É este o convite que deixo nestas celebrações. Participemos na batalha da fraternidade, nesta batalha o campo de S. Mamede não terá apenas alguns metros de largura e comprimento. Ele está em todas as casas, nas escolas, nas fábricas, nas empresas, no mundo da justiça e da saúde, nos programas da política. Não há lugar onde ela não deve ser combatida.

Também não terá algum D. Afonso Henriques a combater com estratégias e valentia. É para todos. Cada um à sua maneira. Não com armas de guerra, de morte, de críticas, juízos, perseguições. Mas de tolerância, aceitação do diferente, capacidade de saber perder, alegria do dar ou dar-se, sentido de entre-ajuda.

Em qualquer batalha os pequenos gestos tem uma importância primordial. Num jogo de futebol basta um pequeno deslize, talvez do melhor jogador que quase nunca comete erros, para que a derrota aconteça. É nas pequenas coisas que a batalha da fraternidade acontece. Não precisamos de terrenos especiais. O quotidiano das relações exige compromissos muito concretos.

A batalha da fraternidade exige heróis. A grande tentação dos tempos que correm é a indiferença e o ser com todos os outros. Precisamos de referências. Urge o testemunho de alguns que não tenham medo. Necessitamos de Gandi, Mandela, Madre Teresa, João Paulo II. Tantos e tantas que poderia elencar. Precisamos de pessoas que sejam sinais, que se tornem profetas corajosos. Isto nas comunidades paroquiais, nas autarquias, nas empresas, nas associações. Poderão parecer heróis anónimos. É por eles que as revoluções acontecem. 

Este dia comemorativo acontece, no calendário litúrgico, na Solenidade de S. João Baptista. Quem foi este homem? Sabemos muito pouco. Apenas que foi um percursor de Cristo, alguém que preparou os caminhos para a vinda de Cristo. Alguém que não se considerava digno de desatar as correias das sandálias. Foi grande pela palavra e morre por causa de se identificar com a causa de um homem a quem tinham roubado a mulher. Incomodou. Defendeu a causa da fraternidade, arriscando a sua vida. Se este dia é considerado o primeiro de Portugal rezemos, em eucaristia, para que a causa da fraternidade seja assimilada como projecto e causa de muitas concretizações a tornar o país um campo onde todos são verdadeiramente irmãos e, como consequência, livre e iguais.

À oração acrescentamos o compromisso pessoal de um trabalho pessoal nesta causa. Queremos uma sociedade diferente na vertente social. Poderemos ter muitas referências. Uma aposta séria na fraternidade, realizada por cada um e, particularmente, pelos políticos, mostrará que é possível um mundo diferente, melhor. Não permitamos que o covid nos vença. Podemos passar-lhe por cima, dando origem a uma sociedade que o vença, assim como a tantos outro enigmas que podem acontecer.

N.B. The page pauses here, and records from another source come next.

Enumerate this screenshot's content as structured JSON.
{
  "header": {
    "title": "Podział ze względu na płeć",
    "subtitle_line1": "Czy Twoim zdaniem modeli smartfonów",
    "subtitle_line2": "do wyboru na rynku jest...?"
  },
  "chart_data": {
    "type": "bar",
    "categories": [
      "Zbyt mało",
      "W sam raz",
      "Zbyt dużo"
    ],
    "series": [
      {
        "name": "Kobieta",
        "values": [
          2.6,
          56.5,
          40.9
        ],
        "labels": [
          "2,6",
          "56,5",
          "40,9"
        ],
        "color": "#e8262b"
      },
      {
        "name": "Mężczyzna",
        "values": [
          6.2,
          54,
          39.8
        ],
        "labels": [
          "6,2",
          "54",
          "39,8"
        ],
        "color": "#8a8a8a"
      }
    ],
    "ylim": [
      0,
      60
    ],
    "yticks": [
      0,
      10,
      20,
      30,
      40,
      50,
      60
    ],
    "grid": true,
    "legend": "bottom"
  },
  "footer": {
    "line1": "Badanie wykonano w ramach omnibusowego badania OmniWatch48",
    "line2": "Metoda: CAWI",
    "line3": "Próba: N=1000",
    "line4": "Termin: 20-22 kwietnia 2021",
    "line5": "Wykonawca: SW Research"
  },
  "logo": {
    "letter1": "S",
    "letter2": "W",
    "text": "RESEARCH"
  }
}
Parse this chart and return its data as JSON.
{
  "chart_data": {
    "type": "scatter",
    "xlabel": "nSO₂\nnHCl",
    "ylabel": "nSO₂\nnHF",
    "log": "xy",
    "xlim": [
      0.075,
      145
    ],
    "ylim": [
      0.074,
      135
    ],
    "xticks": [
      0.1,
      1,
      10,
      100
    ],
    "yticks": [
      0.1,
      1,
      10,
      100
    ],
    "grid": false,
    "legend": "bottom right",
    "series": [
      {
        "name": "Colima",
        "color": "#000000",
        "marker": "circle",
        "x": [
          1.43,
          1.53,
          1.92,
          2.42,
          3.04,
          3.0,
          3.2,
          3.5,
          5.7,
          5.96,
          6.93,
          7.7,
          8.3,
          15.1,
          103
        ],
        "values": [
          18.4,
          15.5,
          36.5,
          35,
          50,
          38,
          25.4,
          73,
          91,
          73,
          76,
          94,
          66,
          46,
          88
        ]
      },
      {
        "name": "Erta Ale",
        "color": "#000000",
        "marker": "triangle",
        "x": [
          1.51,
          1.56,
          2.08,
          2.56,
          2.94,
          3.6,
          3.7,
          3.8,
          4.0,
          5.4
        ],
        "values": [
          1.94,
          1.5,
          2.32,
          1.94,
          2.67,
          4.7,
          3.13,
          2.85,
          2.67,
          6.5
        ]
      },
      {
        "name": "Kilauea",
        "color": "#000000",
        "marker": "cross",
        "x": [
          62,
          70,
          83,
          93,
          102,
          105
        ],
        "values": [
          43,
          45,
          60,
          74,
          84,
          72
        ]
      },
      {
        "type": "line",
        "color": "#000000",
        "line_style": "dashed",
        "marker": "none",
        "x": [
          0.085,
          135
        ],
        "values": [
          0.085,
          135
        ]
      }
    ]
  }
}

No sábado passado, o Papa Francisco declarou venerável R. Suleman. Foi um “sonhador da paz”, sofreu os horrores da 2ª guerra mundial e acreditou que os países podiam viver como irmãos. Passará à história como um dos pais fundadores da Europa, juntamente com Adenauer e De Gasperi. Acreditaram que também as nações poderiam ser irmãos e criaram o primeiro núcleo da Comunidade Europeia, que evoluiu para o Mercado Comum, Comunidade Económica Europeia e, hoje, União Europeia. É um sonho de uma Europa fraterna onde todos usufruem de uma dignidade e qualidade de vida, como se fossem, de verdade, irmãos.

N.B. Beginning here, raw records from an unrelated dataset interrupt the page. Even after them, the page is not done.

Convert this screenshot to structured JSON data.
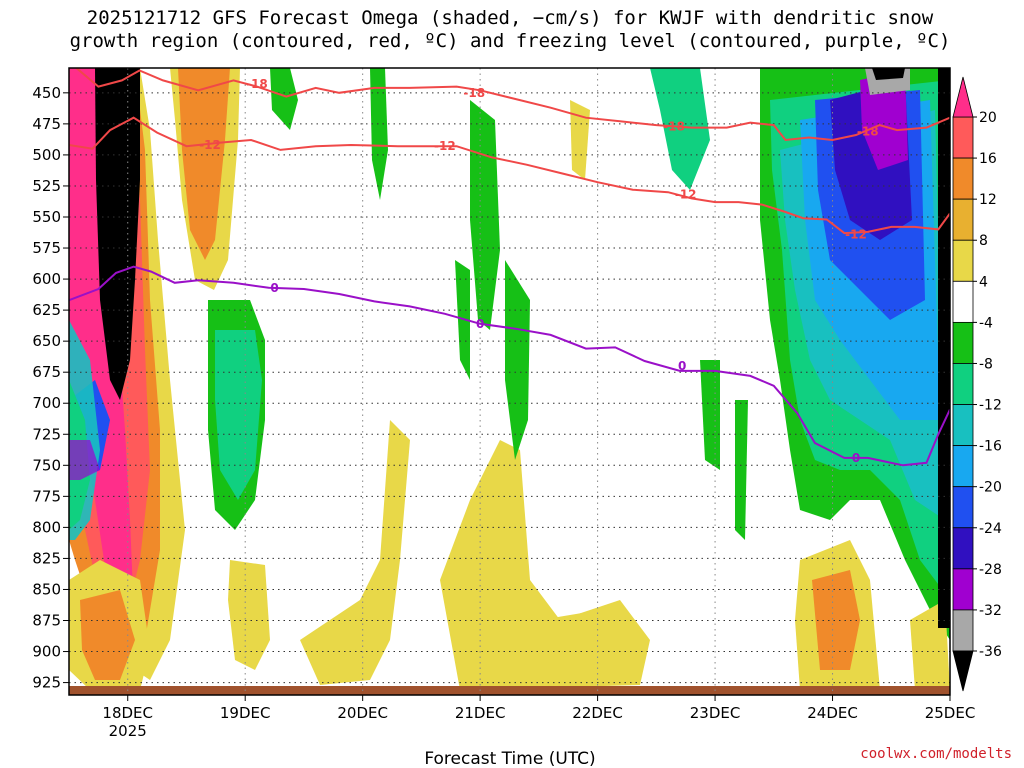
{
  "chart_data": {
    "type": "heatmap",
    "title_line1": "2025121712 GFS Forecast Omega (shaded, −cm/s) for KWJF with dendritic snow",
    "title_line2": "growth region (contoured, red, ºC) and freezing level (contoured, purple, ºC)",
    "xlabel": "Forecast Time (UTC)",
    "credit": "coolwx.com/modelts",
    "y_axis": {
      "ticks": [
        450,
        475,
        500,
        525,
        550,
        575,
        600,
        625,
        650,
        675,
        700,
        725,
        750,
        775,
        800,
        825,
        850,
        875,
        900,
        925
      ],
      "range": [
        430,
        935
      ]
    },
    "x_axis": {
      "range_days": [
        17.5,
        25.0
      ],
      "ticks": [
        {
          "day": 18,
          "label": "18DEC",
          "sublabel": "2025"
        },
        {
          "day": 19,
          "label": "19DEC",
          "sublabel": ""
        },
        {
          "day": 20,
          "label": "20DEC",
          "sublabel": ""
        },
        {
          "day": 21,
          "label": "21DEC",
          "sublabel": ""
        },
        {
          "day": 22,
          "label": "22DEC",
          "sublabel": ""
        },
        {
          "day": 23,
          "label": "23DEC",
          "sublabel": ""
        },
        {
          "day": 24,
          "label": "24DEC",
          "sublabel": ""
        },
        {
          "day": 25,
          "label": "25DEC",
          "sublabel": ""
        }
      ]
    },
    "grid": true,
    "colorbar": {
      "levels": [
        20,
        16,
        12,
        8,
        4,
        -4,
        -8,
        -12,
        -16,
        -20,
        -24,
        -28,
        -32,
        -36
      ],
      "colors": [
        "#ff5a5a",
        "#f08a2a",
        "#e8b030",
        "#e8d848",
        "#ffffff",
        "#16c016",
        "#10d080",
        "#18c0c0",
        "#18a8f0",
        "#2050f0",
        "#3010c0",
        "#a000d0",
        "#a8a8a8",
        "#000000"
      ],
      "top_cap_color": "#ff2e8a",
      "bottom_cap_color": "#000000"
    },
    "contours": [
      {
        "name": "-18",
        "color": "#f04848",
        "points": [
          [
            17.5,
            425
          ],
          [
            17.75,
            445
          ],
          [
            17.95,
            440
          ],
          [
            18.1,
            432
          ],
          [
            18.3,
            440
          ],
          [
            18.6,
            448
          ],
          [
            18.9,
            440
          ],
          [
            19.1,
            445
          ],
          [
            19.35,
            453
          ],
          [
            19.6,
            446
          ],
          [
            19.8,
            450
          ],
          [
            20.1,
            446
          ],
          [
            20.4,
            446
          ],
          [
            20.8,
            445
          ],
          [
            21.0,
            448
          ],
          [
            21.3,
            455
          ],
          [
            21.6,
            462
          ],
          [
            21.9,
            470
          ],
          [
            22.2,
            473
          ],
          [
            22.5,
            476
          ],
          [
            22.8,
            478
          ],
          [
            23.1,
            478
          ],
          [
            23.3,
            474
          ],
          [
            23.5,
            476
          ],
          [
            23.6,
            488
          ],
          [
            23.8,
            486
          ],
          [
            24.0,
            488
          ],
          [
            24.2,
            484
          ],
          [
            24.4,
            476
          ],
          [
            24.55,
            480
          ],
          [
            24.8,
            478
          ],
          [
            25.0,
            470
          ]
        ],
        "labels": [
          [
            19.1,
            443
          ],
          [
            20.95,
            450
          ],
          [
            22.65,
            477
          ],
          [
            24.3,
            481
          ]
        ]
      },
      {
        "name": "-12",
        "color": "#f04848",
        "points": [
          [
            17.5,
            492
          ],
          [
            17.7,
            495
          ],
          [
            17.85,
            480
          ],
          [
            18.05,
            470
          ],
          [
            18.25,
            482
          ],
          [
            18.5,
            493
          ],
          [
            18.8,
            490
          ],
          [
            19.05,
            488
          ],
          [
            19.3,
            496
          ],
          [
            19.6,
            493
          ],
          [
            19.9,
            492
          ],
          [
            20.3,
            493
          ],
          [
            20.8,
            493
          ],
          [
            21.1,
            502
          ],
          [
            21.4,
            508
          ],
          [
            21.7,
            515
          ],
          [
            22.0,
            522
          ],
          [
            22.3,
            528
          ],
          [
            22.6,
            530
          ],
          [
            22.8,
            535
          ],
          [
            23.0,
            538
          ],
          [
            23.2,
            538
          ],
          [
            23.4,
            540
          ],
          [
            23.6,
            546
          ],
          [
            23.75,
            551
          ],
          [
            23.95,
            552
          ],
          [
            24.1,
            563
          ],
          [
            24.3,
            562
          ],
          [
            24.5,
            558
          ],
          [
            24.7,
            558
          ],
          [
            24.9,
            560
          ],
          [
            25.0,
            547
          ]
        ],
        "labels": [
          [
            18.7,
            492
          ],
          [
            20.7,
            493
          ],
          [
            22.75,
            532
          ],
          [
            24.2,
            564
          ]
        ]
      },
      {
        "name": "0",
        "color": "#9a10c8",
        "points": [
          [
            17.5,
            617
          ],
          [
            17.75,
            608
          ],
          [
            17.9,
            595
          ],
          [
            18.05,
            590
          ],
          [
            18.2,
            594
          ],
          [
            18.4,
            603
          ],
          [
            18.6,
            601
          ],
          [
            18.9,
            603
          ],
          [
            19.2,
            607
          ],
          [
            19.5,
            608
          ],
          [
            19.8,
            612
          ],
          [
            20.1,
            618
          ],
          [
            20.4,
            622
          ],
          [
            20.7,
            628
          ],
          [
            21.0,
            636
          ],
          [
            21.3,
            640
          ],
          [
            21.6,
            645
          ],
          [
            21.9,
            656
          ],
          [
            22.15,
            655
          ],
          [
            22.4,
            666
          ],
          [
            22.7,
            674
          ],
          [
            23.0,
            674
          ],
          [
            23.3,
            678
          ],
          [
            23.5,
            686
          ],
          [
            23.7,
            708
          ],
          [
            23.85,
            732
          ],
          [
            24.1,
            744
          ],
          [
            24.3,
            744
          ],
          [
            24.6,
            750
          ],
          [
            24.8,
            748
          ],
          [
            24.9,
            725
          ],
          [
            25.0,
            705
          ]
        ],
        "labels": [
          [
            19.25,
            607
          ],
          [
            21.0,
            636
          ],
          [
            22.72,
            670
          ],
          [
            24.2,
            744
          ]
        ]
      }
    ]
  }
}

Não sabemos quantos morreram no campo de S. Mamede. Sei que salvaremos muitas vidas quando nos alistarmos nas fileiras de um exército que, de um modo consciente e responsável, luta e trabalha por um mundo mais fraterno que se empenha numa ecologia integral para salvar a humanidade e a natureza. Portugal, neste dia primeiro da sua existência, nasceu para ser igual e livre. Só o será quando todos formos irmãos e amarmos a terra maravilhosa que Deus criou para embelezar a família humana.